J Hepatol. 2007 Jul;47(1):142-56. doi: 10.1016/j.jhep.2007.04.002. Epub 2007 Apr 16.

Abstract

Hepatic insulin resistance is an important underlying cause of the metabolic syndrome that manifests itself in diseases such as diabetes type II, atherosclerosis or non-alcoholic fatty liver disease (NAFLD). In this paper, we summarize comprehensively the current state of knowledge pertaining to the molecular mechanisms that lead to insulin resistance in hepatocytes and sinusoidal liver cells. In hepatocytes, the insulin resistant state is brought about by at least one, but more likely by a combination, of the following pathological alterations: hyperglycaemia and hyperinsulinaemia, formation of advanced glycation end-products, increased free fatty acids and their metabolites, oxidative stress and altered profiles of adipocytokines. Insulin resistance in hepatocytes distorts directly glucose metabolism, especially the control over glucose output into the circulation and interferes with cell survival and proliferation, while hepatic fatty acid synthesis remains stimulated by compensatory hyperinsulinaemia, resulting in steatosis.

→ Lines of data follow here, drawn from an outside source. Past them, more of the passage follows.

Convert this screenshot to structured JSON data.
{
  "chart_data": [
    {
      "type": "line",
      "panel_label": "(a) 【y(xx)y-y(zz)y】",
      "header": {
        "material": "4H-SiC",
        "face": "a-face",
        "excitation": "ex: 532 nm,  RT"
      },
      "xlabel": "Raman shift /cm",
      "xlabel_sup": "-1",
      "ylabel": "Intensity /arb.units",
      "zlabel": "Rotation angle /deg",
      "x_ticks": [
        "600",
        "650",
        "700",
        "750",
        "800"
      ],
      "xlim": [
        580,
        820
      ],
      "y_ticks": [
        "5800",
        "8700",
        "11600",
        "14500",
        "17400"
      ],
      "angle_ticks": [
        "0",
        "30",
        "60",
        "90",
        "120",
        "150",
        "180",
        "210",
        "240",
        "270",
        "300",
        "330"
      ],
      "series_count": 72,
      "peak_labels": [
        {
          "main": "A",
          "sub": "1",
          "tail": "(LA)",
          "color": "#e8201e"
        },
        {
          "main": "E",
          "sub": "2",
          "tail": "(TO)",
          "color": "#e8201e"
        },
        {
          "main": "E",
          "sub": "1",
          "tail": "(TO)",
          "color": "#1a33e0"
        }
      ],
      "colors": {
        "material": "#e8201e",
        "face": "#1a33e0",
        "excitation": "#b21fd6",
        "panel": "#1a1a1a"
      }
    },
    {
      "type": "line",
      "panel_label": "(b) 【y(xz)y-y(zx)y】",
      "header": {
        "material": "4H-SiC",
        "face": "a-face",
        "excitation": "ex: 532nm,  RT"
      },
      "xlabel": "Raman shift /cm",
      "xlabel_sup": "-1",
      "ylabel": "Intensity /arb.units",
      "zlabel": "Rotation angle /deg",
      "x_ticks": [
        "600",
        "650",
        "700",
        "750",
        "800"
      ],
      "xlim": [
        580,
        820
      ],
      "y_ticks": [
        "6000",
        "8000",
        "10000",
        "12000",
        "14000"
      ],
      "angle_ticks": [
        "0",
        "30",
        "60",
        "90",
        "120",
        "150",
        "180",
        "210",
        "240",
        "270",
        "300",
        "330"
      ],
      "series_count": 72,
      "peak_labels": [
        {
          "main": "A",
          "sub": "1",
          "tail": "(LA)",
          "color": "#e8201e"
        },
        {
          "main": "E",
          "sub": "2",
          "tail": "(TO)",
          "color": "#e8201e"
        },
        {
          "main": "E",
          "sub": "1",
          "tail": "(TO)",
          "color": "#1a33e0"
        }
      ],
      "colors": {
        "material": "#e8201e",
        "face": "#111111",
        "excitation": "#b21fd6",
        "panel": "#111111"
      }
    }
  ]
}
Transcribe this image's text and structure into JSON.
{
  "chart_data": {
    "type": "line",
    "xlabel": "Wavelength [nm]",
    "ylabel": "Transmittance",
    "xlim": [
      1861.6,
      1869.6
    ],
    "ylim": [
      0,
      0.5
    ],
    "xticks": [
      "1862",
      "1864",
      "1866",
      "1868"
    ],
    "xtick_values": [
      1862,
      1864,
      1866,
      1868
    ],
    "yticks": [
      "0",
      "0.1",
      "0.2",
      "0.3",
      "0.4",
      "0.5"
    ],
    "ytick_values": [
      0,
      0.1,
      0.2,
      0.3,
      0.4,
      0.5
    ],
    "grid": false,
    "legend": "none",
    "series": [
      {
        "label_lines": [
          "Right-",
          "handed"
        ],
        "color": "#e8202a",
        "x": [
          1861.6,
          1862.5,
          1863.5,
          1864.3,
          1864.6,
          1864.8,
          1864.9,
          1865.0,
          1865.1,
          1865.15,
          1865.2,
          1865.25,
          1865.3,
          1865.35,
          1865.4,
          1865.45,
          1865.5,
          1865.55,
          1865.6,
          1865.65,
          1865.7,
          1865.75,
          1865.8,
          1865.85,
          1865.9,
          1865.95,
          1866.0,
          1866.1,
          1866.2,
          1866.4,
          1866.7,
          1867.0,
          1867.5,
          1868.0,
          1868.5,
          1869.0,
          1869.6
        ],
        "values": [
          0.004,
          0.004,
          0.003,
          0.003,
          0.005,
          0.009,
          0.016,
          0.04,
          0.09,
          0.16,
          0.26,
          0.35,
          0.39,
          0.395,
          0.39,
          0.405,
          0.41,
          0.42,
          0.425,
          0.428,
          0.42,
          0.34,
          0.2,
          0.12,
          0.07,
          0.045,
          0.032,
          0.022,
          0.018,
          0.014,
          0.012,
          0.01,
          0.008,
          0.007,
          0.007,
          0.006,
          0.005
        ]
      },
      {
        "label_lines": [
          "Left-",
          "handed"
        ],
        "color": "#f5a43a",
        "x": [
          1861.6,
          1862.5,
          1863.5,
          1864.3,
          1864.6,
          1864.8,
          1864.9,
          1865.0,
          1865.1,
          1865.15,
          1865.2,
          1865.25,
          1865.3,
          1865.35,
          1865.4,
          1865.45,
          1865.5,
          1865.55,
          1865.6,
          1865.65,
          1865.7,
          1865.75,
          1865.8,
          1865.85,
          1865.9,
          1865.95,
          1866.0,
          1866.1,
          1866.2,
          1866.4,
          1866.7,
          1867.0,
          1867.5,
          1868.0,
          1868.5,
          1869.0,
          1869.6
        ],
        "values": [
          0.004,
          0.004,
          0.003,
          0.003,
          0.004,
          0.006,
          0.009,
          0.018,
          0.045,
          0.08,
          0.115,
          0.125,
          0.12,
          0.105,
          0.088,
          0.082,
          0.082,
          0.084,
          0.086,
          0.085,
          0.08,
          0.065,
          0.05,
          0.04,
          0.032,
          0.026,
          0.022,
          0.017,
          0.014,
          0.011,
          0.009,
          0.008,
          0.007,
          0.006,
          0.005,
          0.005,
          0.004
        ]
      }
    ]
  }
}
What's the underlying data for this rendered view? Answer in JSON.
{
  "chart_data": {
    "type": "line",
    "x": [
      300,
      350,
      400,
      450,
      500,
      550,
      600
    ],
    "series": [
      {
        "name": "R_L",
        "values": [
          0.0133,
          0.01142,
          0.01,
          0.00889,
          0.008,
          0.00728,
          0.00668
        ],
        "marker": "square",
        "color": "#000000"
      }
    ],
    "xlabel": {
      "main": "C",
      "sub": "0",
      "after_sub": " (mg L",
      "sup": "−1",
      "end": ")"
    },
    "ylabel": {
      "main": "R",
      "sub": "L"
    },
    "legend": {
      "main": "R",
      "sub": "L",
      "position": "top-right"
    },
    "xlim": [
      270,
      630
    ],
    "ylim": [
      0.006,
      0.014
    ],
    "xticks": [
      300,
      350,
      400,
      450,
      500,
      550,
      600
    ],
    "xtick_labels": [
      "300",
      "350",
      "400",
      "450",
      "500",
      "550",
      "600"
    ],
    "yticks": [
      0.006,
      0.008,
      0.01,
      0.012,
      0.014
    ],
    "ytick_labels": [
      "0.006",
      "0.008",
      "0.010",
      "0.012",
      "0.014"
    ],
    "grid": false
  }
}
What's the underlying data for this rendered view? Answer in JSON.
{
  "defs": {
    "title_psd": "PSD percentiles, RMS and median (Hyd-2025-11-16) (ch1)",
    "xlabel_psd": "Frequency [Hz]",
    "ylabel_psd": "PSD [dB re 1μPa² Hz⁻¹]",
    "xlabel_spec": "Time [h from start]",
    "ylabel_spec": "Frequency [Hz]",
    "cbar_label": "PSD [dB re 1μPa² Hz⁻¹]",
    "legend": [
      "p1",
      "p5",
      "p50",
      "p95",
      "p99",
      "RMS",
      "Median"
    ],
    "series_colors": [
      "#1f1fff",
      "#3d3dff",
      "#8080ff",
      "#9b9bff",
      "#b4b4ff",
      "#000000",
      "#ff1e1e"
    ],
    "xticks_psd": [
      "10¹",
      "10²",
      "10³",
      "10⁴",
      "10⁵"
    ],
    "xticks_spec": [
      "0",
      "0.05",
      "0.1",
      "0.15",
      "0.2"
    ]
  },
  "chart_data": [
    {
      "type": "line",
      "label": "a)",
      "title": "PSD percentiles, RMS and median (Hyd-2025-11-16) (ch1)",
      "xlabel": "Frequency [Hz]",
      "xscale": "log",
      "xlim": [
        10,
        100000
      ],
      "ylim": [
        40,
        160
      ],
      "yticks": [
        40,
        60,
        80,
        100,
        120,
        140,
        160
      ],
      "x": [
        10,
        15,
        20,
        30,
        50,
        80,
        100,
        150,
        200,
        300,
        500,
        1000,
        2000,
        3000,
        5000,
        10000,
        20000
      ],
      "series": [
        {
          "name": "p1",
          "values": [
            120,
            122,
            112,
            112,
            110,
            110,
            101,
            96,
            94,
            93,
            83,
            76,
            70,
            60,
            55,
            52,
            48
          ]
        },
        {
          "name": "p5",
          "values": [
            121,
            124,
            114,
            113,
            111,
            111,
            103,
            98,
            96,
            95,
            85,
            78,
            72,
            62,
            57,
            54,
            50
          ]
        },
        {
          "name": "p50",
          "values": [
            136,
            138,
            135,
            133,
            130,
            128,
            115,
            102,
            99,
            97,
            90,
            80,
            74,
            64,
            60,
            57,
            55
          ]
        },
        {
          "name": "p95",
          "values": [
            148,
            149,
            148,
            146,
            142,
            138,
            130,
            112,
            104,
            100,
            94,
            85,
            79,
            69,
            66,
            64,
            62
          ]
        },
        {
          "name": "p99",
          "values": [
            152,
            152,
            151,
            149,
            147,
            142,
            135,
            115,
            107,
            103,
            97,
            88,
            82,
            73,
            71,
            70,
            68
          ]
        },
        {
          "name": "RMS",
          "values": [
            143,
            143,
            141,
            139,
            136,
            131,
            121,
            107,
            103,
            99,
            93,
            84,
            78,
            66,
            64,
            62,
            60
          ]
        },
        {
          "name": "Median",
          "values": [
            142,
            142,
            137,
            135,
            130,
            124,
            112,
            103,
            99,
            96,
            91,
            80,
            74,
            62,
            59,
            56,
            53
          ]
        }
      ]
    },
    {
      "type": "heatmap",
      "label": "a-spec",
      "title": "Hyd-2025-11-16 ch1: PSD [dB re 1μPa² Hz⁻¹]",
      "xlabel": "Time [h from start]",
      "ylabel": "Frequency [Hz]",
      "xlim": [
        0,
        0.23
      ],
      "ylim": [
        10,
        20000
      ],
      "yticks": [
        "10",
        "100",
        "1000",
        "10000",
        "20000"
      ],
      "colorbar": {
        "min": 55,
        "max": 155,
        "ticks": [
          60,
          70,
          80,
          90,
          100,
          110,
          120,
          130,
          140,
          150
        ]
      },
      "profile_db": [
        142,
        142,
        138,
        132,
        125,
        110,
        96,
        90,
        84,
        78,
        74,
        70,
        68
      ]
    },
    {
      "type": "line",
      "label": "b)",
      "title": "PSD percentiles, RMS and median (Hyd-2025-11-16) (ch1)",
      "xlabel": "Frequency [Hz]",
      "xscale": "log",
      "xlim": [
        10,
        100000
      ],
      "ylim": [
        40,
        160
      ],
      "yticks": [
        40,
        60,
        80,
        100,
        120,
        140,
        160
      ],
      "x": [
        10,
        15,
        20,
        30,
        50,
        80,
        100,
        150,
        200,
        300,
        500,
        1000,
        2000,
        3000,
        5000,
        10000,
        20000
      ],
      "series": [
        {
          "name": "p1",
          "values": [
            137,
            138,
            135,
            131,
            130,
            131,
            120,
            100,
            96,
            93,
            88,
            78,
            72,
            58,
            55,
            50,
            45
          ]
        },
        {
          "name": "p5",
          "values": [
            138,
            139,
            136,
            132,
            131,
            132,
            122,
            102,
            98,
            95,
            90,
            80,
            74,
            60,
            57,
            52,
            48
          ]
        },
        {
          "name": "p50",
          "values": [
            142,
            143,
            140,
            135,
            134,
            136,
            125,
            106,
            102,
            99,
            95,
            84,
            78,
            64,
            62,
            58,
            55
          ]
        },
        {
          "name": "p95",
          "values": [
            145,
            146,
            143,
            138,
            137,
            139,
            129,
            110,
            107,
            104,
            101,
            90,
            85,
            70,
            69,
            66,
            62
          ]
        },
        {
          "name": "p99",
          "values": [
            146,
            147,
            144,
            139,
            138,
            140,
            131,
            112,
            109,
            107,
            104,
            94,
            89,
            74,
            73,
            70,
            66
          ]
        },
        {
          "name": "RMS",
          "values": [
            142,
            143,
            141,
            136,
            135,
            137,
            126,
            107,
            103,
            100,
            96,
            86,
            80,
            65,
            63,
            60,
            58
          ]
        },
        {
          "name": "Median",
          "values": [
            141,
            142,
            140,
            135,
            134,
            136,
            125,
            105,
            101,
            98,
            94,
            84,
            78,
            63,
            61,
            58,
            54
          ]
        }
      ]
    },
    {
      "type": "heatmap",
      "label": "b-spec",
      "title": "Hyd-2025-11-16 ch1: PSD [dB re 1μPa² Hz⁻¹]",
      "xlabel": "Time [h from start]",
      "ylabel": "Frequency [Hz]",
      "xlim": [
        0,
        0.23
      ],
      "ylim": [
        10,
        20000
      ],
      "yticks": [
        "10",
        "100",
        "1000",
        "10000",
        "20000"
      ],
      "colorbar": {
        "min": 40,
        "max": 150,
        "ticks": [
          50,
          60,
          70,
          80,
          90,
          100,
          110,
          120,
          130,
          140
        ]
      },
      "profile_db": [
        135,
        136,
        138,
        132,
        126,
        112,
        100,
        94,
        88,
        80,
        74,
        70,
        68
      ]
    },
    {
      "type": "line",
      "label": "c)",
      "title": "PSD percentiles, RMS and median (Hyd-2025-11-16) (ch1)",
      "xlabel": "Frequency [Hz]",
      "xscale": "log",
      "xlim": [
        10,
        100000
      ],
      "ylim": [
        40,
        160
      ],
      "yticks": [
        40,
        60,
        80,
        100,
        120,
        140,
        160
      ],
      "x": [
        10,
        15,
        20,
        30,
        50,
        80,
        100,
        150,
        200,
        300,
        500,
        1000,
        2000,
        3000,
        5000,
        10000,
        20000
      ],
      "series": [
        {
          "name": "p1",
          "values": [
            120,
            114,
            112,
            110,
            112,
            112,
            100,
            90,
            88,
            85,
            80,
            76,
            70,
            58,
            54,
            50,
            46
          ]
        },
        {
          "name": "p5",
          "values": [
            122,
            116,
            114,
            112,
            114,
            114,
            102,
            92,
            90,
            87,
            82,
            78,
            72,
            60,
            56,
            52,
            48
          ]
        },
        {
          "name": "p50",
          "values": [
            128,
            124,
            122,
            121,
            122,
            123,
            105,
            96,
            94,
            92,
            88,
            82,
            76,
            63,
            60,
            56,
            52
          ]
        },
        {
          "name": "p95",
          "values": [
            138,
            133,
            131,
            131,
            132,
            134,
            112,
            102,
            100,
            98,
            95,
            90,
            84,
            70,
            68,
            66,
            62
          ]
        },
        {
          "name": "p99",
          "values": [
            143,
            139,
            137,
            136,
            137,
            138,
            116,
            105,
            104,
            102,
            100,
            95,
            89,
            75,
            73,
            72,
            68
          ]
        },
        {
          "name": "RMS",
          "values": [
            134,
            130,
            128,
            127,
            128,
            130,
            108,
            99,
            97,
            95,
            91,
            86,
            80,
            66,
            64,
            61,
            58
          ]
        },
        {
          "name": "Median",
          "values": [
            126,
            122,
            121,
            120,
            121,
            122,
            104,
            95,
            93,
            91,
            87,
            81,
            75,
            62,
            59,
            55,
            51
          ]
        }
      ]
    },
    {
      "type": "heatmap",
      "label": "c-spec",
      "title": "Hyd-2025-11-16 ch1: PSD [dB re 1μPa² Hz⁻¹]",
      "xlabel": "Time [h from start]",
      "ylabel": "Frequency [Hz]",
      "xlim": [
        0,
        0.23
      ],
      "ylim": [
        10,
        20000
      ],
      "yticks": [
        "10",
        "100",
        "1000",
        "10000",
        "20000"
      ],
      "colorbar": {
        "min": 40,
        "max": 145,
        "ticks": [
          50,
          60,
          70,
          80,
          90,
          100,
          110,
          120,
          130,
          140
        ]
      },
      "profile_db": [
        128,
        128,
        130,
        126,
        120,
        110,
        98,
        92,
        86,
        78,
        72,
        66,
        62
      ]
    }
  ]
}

Very few studies have addressed insulin resistance in sinusoidal liver cells. These cells are not simply bystanders and passive witnesses of the changes affecting the hepatocytes. They are target cells that will respond to the pathological alterations occurring in the insulin resistant state. They are also effector cells that may exacerbate insulin resistance in hepatocytes by increasing oxidative stress and by secreting cytokines such as TNF and IL-6. Moreover, activation of sinusoidal endothelial cells, Kupffer cells and stellate cells will lead to chemo-attraction of inflammatory cells. Finally, activation of stellate cells will set in motion a fibrogenic response that paves the way to cirrhosis.

摘要

肝脏胰岛素抵抗是代谢综合征的一个重要潜在原因,代谢综合征表现为II型糖尿病、动脉粥样硬化或非酒精性脂肪性肝病(NAFLD)等疾病。在本文中,我们全面总结了目前有关导致肝细胞和肝窦细胞胰岛素抵抗的分子机制的知识现状。在肝细胞中,胰岛素抵抗状态至少由以下一种病理改变引起,但更可能是多种改变共同作用的结果:高血糖和高胰岛素血症、晚期糖基化终产物的形成、游离脂肪酸及其代谢产物增加、氧化应激以及脂肪细胞因子谱改变。肝细胞中的胰岛素抵抗直接扭曲葡萄糖代谢,特别是对循环中葡萄糖输出的控制,并干扰细胞存活和增殖,而肝脏脂肪酸合成仍受到代偿性高胰岛素血症的刺激,导致脂肪变性。很少有研究涉及肝窦细胞中的胰岛素抵抗。这些细胞不仅仅是影响肝细胞变化的旁观者和被动见证者。它们是靶细胞,会对胰岛素抵抗状态下发生的病理改变做出反应。它们也是效应细胞,可能通过增加氧化应激和分泌细胞因子如肿瘤坏死因子(TNF)和白细胞介素-6(IL-6)来加剧肝细胞中的胰岛素抵抗。此外,肝窦内皮细胞、库普弗细胞和星状细胞的激活会导致炎症细胞的趋化作用。最后,星状细胞的激活将引发纤维化反应,为肝硬化铺平道路。